LONDON — Sailing enthusiasts in Falmouth and Dartmouth, off England’s southwestern coast, will have had a visual — and nostalgic — treat this week, in the form of a new classic yacht regatta that is running across the English Channel to France.
The inaugural Richard Mille Cup, which began Sunday and runs through June 25, features 11 yachts dating from the late 19th century to the late 1930s.
Inspired by sailing regattas that were held before World War II, the race “is a human adventure but also an aesthetic and emotional one,” Mr. Mille, the watch company’s founder, said at a news conference in Paris last month.
The race started in the port of Falmouth, England, and ends at Le Havre in France, with stops at four landmarks: the Royal Cornwall Yacht Club, the Royal Dart Yacht Club, the Royal Yacht Squadron and, finally, at the Société des Régates du Havre.
The boats compete in two categories: schooner and cutter. To be eligible, the yachts must have been built before 1939 or be faithful replicas.
The race combines offshore passage races and inshore day races. “We hope this makes it a diverse challenge and appeals to more boats,” the organizer of the Richard Mille Cup, William Collier, said at the news conference.
Participants in the invitation-only event will compete not for prize money but for a meter-tall trophy created by the storied British jeweler Garrard, which made the first America’s Cup sailing trophy in the mid-19th century as well as the sapphire engagement ring once worn by Diana, Princess of Wales and now worn by Catherine, Princess of Wales.
The choice of the English Channel, and its notably challenging environment, was a deliberate choice for the event’s location. The idea, Mr. Mille said, was to move away from the “glamorous cocktail evenings” that are typically associated with sailing regattas in the Mediterranean.
“We are looking for rough conditions, authentic conditions,” he said. “For us, it was very important to get back to the original context of classic sailing.”
The Swiss watchmaker is a longtime partner of various classic car events, but this is one of the brand’s first ventures into classic sailing. (Last year, the company became an official sponsor of the Monaco Yacht Show, and for more than a decade it has hosted a modern sailing regatta in St.
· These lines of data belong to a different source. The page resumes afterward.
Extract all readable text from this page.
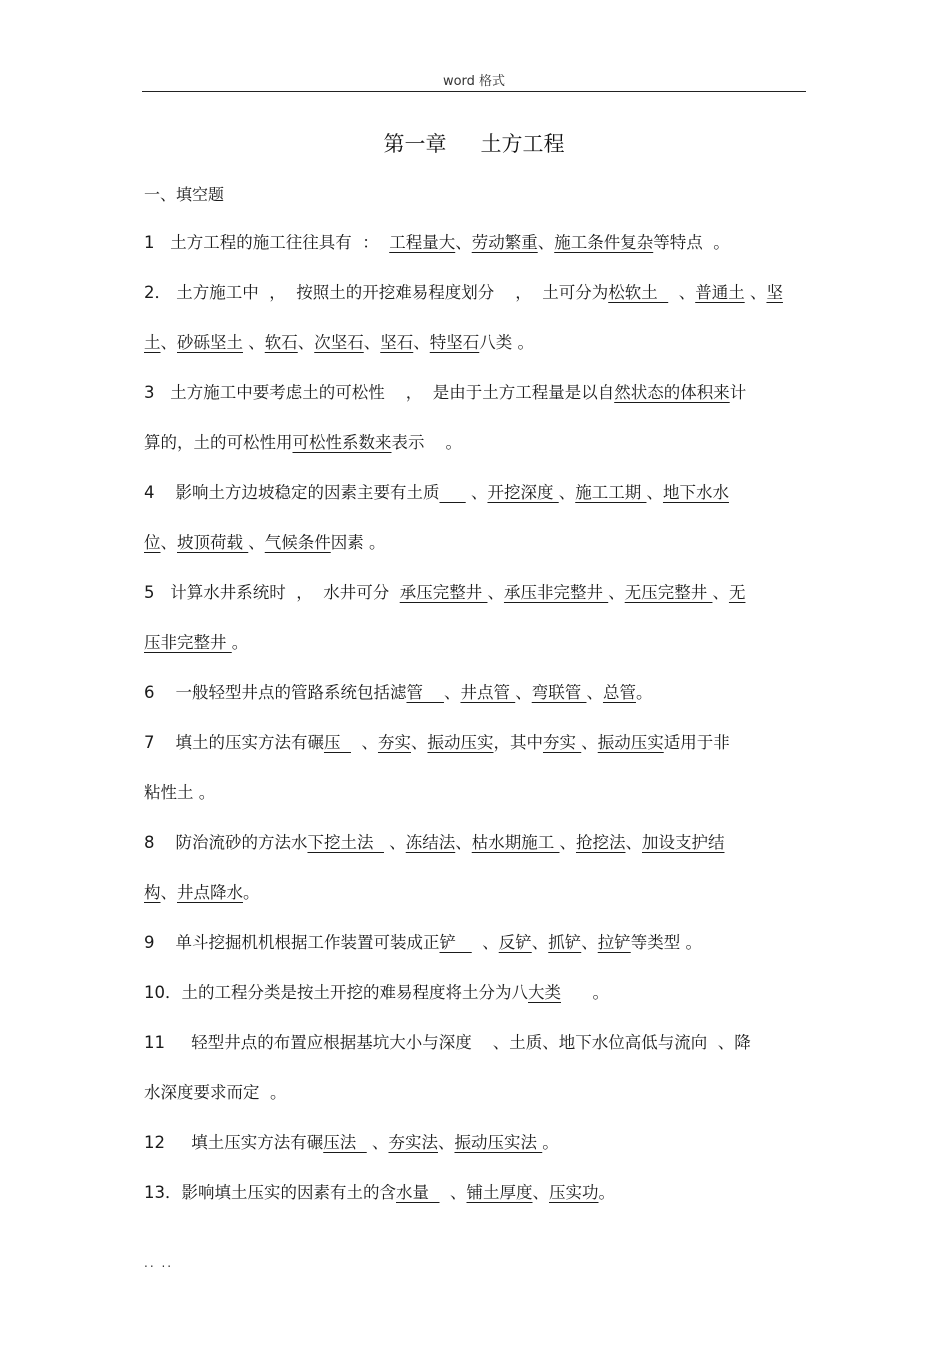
word 格式
第一章 土方工程
一、填空题
1   土方工程的施工往往具有  ：  工程量大、劳动繁重、施工条件复杂等特点  。
2． 土方施工中  ，  按照土的开挖难易程度划分    ，  土可分为松软土    、普通土 、坚
土、砂砾坚土 、软石、次坚石、坚石、特坚石八类 。
3   土方施工中要考虑土的可松性    ，  是由于土方工程量是以自然状态的体积来计
算的，土的可松性用可松性系数来表示    。
4    影响土方边坡稳定的因素主要有土质      、开挖深度 、施工工期 、地下水水
位、坡顶荷载 、气候条件因素 。
5   计算水井系统时  ，  水井可分  承压完整井 、承压非完整井 、无压完整井 、无
压非完整井 。
6    一般轻型井点的管路系统包括滤管    、井点管 、弯联管 、总管。
7    填土的压实方法有碾压    、夯实、振动压实，其中夯实 、振动压实适用于非
粘性土 。
8    防治流砂的方法水下挖土法   、冻结法、枯水期施工 、抢挖法、加设支护结
构、井点降水。
9    单斗挖掘机机根据工作装置可装成正铲     、反铲、抓铲、拉铲等类型 。
10．土的工程分类是按土开挖的难易程度将土分为八大类      。
11     轻型井点的布置应根据基坑大小与深度    、土质、地下水位高低与流向  、降
水深度要求而定  。
12     填土压实方法有碾压法   、夯实法、振动压实法 。
13．影响填土压实的因素有土的含水量    、铺土厚度、压实功。
.. ..
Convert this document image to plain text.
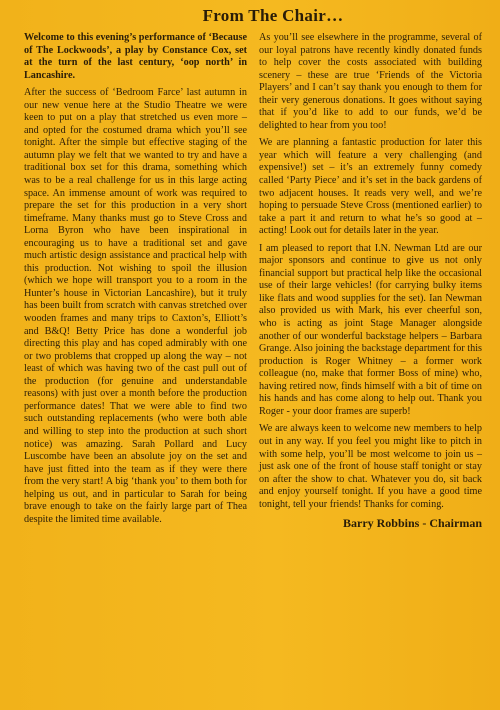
From The Chair…

Welcome to this evening’s performance of ‘Because of The Lockwoods’, a play by Constance Cox, set at the turn of the last century, ‘oop north’ in Lancashire.

After the success of ‘Bedroom Farce’ last autumn in our new venue here at the Studio Theatre we were keen to put on a play that stretched us even more – and opted for the costumed drama which you’ll see tonight. After the simple but effective staging of the autumn play we felt that we wanted to try and have a traditional box set for this drama, something which was to be a real challenge for us in this large acting space. An immense amount of work was required to prepare the set for this production in a very short timeframe. Many thanks must go to Steve Cross and Lorna Byron who have been inspirational in encouraging us to have a traditional set and gave much artistic design assistance and practical help with this production. Not wishing to spoil the illusion (which we hope will transport you to a room in the Hunter’s house in Victorian Lancashire), but it truly has been built from scratch with canvas stretched over wooden frames and many trips to Caxton’s, Elliott’s and B&Q! Betty Price has done a wonderful job directing this play and has coped admirably with one or two problems that cropped up along the way – not least of which was having two of the cast pull out of the production (for genuine and understandable reasons) with just over a month before the production performance dates! That we were able to find two such outstanding replacements (who were both able and willing to step into the production at such short notice) was amazing. Sarah Pollard and Lucy Luscombe have been an absolute joy on the set and have just fitted into the team as if they were there from the very start! A big ‘thank you’ to them both for helping us out, and in particular to Sarah for being brave enough to take on the fairly large part of Thea despite the limited time available.

As you’ll see elsewhere in the programme, several of our loyal patrons have recently kindly donated funds to help cover the costs associated with building scenery – these are true ‘Friends of the Victoria Players’ and I can’t say thank you enough to them for their very generous donations. It goes without saying that if you’d like to add to our funds, we’d be delighted to hear from you too!

We are planning a fantastic production for later this year which will feature a very challenging (and expensive!) set – it’s an extremely funny comedy called ‘Party Piece’ and it’s set in the back gardens of two adjacent houses. It reads very well, and we’re hoping to persuade Steve Cross (mentioned earlier) to take a part it and return to what he’s so good at – acting! Look out for details later in the year.

I am pleased to report that I.N. Newman Ltd are our major sponsors and continue to give us not only financial support but practical help like the occasional use of their large vehicles! (for carrying bulky items like flats and wood supplies for the set). Ian Newman also provided us with Mark, his ever cheerful son, who is acting as joint Stage Manager alongside another of our wonderful backstage helpers – Barbara Grange. Also joining the backstage department for this production is Roger Whitney – a former work colleague (no, make that former Boss of mine) who, having retired now, finds himself with a bit of time on his hands and has come along to help out. Thank you Roger - your door frames are superb!

We are always keen to welcome new members to help out in any way. If you feel you might like to pitch in with some help, you’ll be most welcome to join us – just ask one of the front of house staff tonight or stay on after the show to chat. Whatever you do, sit back and enjoy yourself tonight. If you have a good time tonight, tell your friends! Thanks for coming.

Barry Robbins - Chairman
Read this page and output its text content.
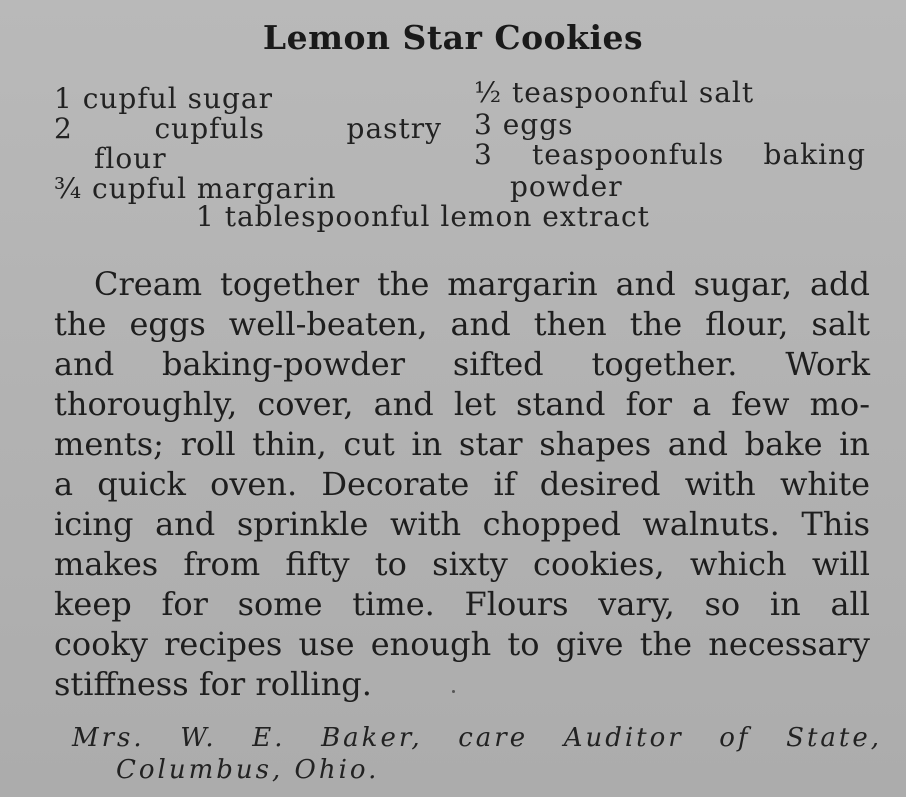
Lemon Star Cookies
1 cupful sugar
2 cupfuls pastry
flour
¾ cupful margarin
½ teaspoonful salt
3 eggs
3 teaspoonfuls baking
powder
1 tablespoonful lemon extract
Cream together the margarin and sugar, add
the eggs well-beaten, and then the flour, salt
and baking-powder sifted together. Work
thoroughly, cover, and let stand for a few mo-
ments; roll thin, cut in star shapes and bake in
a quick oven. Decorate if desired with white
icing and sprinkle with chopped walnuts. This
makes from fifty to sixty cookies, which will
keep for some time. Flours vary, so in all
cooky recipes use enough to give the necessary
stiffness for rolling.
Mrs. W. E. Baker, care Auditor of State,
Columbus, Ohio.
Barthélemy.)
The Richard Mille Cup won’t be entirely stuck in the past, however.
The watchmaker has a presence in the race via Team Fife, which features a fleet of three vintage yachts including Moonbeam IV, which is owned by Mr. Mille. Built in 1914, the Moonbeam IV won the prestigious British King’s Cup in 1920 and 1923, and it is now being skippered by a woman, Marianne Lebleu, with a mainly female crew.
Meanwhile, a smaller Moonbeam vessel (not owned by Mr. Mille) features a crew of sailors under 30.
“Usually the skippers are quite old, but we decided we wanted to change that — and didn’t want to see gray hair all over,” Benoit Couturier, Team Fife’s manager, told reporters. “It changes the whole dynamic of the project.”